I stroll by one of the smoking areas on my campus* fairly frequently and I recently noticed three apparently undergraduate aged women smoking. This is unusual first, because if anyone is there it is typically only 1-2 people and second, they are mostly older than the undergraduate age range. This is the second or third tiny tingle of a suggestion to me that perhaps smoking is becoming slightly more popular again. It is reminiscent of an experience from back in the early to mid 1990s when those of us above the undergraduate age on college and university campuses noticed “the kids are smoking again“. And there was indeed a….bump. The Monitoring the Future trends tell the tale, I pulled this one from the 2023 report on 1975-2022 data. This is the “have you smoked in the past 30 days?” question but the trends look the same from lifetime incidence to near-daily use. In the late 70s, upwards of 35% of 12th graders had smoked a cigarette in the past month. There was then a long downward trend to 2022 when only 4% of 12th graders had smoked a cigarette in the past month; the most recent report** shows this fell to 2.5% in 2024.

There is a significant disruption in the trends for 12th graders, and you can see that smoking rates increased from 1993 onward to a 1997 peak. It took until about 2002 for 30 day cigarette prevalence to drop below the 1992 low of 27.8%. A full decade’s worth of the late teen cohort with elevated smoking rates. Patterns post 1990 for lower grades suggest a similar, parallel increase in the mid-1990s, even though they don’t report the trends prior to 1990. The increases (and decreases) are well-aligned by year, so this is not a cohorting effect whereby increases in 8th grade are inflating 10th grade rates two years later. Whatever caused this affected 8th-12th graders at the same time.

I still don’t know what caused this pattern***. Drug use epidemiology is not my field, I am merely a consumer of the data they report. But these data ultimately validated a real world impression of increased smoking rates in undergraduates back in the mid-1990s. If you were a high school teacher across that key interval, I’m sure you had the same feeling. I wonder if we are about to see a return of this phenomenon.

I am probably over-interpreting the tiny clues I have been exposed to. I sure hope I am.


*Yes, we are a “smoke free campus”. The smokers around my building have an out of the way place they go to smoke.

**The latest MtF has a novel dataset which I’ve never seen in their usual reports. They numbers date back to the 80s so clearly it has always been part of the survey. These data asked the kids in a given grade who were smokers (I think?) to recall if they were already smoking by prior grades. For the purposes of the day, you can see that the early 90s bump in this subset (not sure why it is not the full sample but the footnote warns about this).

***The cohort**** trend isn’t limited to cigarettes. Similar increases in the mid-1990s were reported for cocaine, hallucinogens, heroin, amphetamines, sedatives, tranquilizers and for marijuana, which remained elevated after a late-90s peak unlike the others.
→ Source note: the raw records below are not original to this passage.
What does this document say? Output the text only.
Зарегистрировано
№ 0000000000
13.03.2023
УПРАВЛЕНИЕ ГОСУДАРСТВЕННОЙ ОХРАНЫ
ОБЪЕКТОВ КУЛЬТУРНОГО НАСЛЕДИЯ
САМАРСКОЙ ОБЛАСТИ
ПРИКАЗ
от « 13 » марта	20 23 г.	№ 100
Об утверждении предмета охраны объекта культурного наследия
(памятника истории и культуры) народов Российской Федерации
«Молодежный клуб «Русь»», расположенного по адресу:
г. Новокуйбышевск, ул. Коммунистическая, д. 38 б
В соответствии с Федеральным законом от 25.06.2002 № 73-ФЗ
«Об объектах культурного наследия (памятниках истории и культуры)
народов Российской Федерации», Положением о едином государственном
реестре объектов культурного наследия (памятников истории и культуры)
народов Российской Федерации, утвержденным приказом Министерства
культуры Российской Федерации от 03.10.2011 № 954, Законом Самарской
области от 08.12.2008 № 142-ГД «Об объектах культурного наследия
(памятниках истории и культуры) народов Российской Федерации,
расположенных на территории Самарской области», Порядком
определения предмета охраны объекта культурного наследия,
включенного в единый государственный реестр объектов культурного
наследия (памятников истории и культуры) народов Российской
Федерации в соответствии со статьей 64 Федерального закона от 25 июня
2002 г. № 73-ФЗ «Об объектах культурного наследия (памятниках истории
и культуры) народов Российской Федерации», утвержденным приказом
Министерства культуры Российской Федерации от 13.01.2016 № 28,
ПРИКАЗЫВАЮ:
Alcohol prevalence didn’t increase during this key decade, although perhaps the declines in the late 80s were flattened out.

****The kids driving the early part of this wave were born approximately 1977-1984, if we consider the 8th-12th grade range. Late Gen-X and early Millennials. This is perhaps another way to define the social boundaries of the generations. My side is the abstainer side. Their side has a greater affection for using drugs. My side was raised by pre-WWII and early Boomer parents, who share many traits. Their side was raised by the fully flowered mid-to-late Boomers.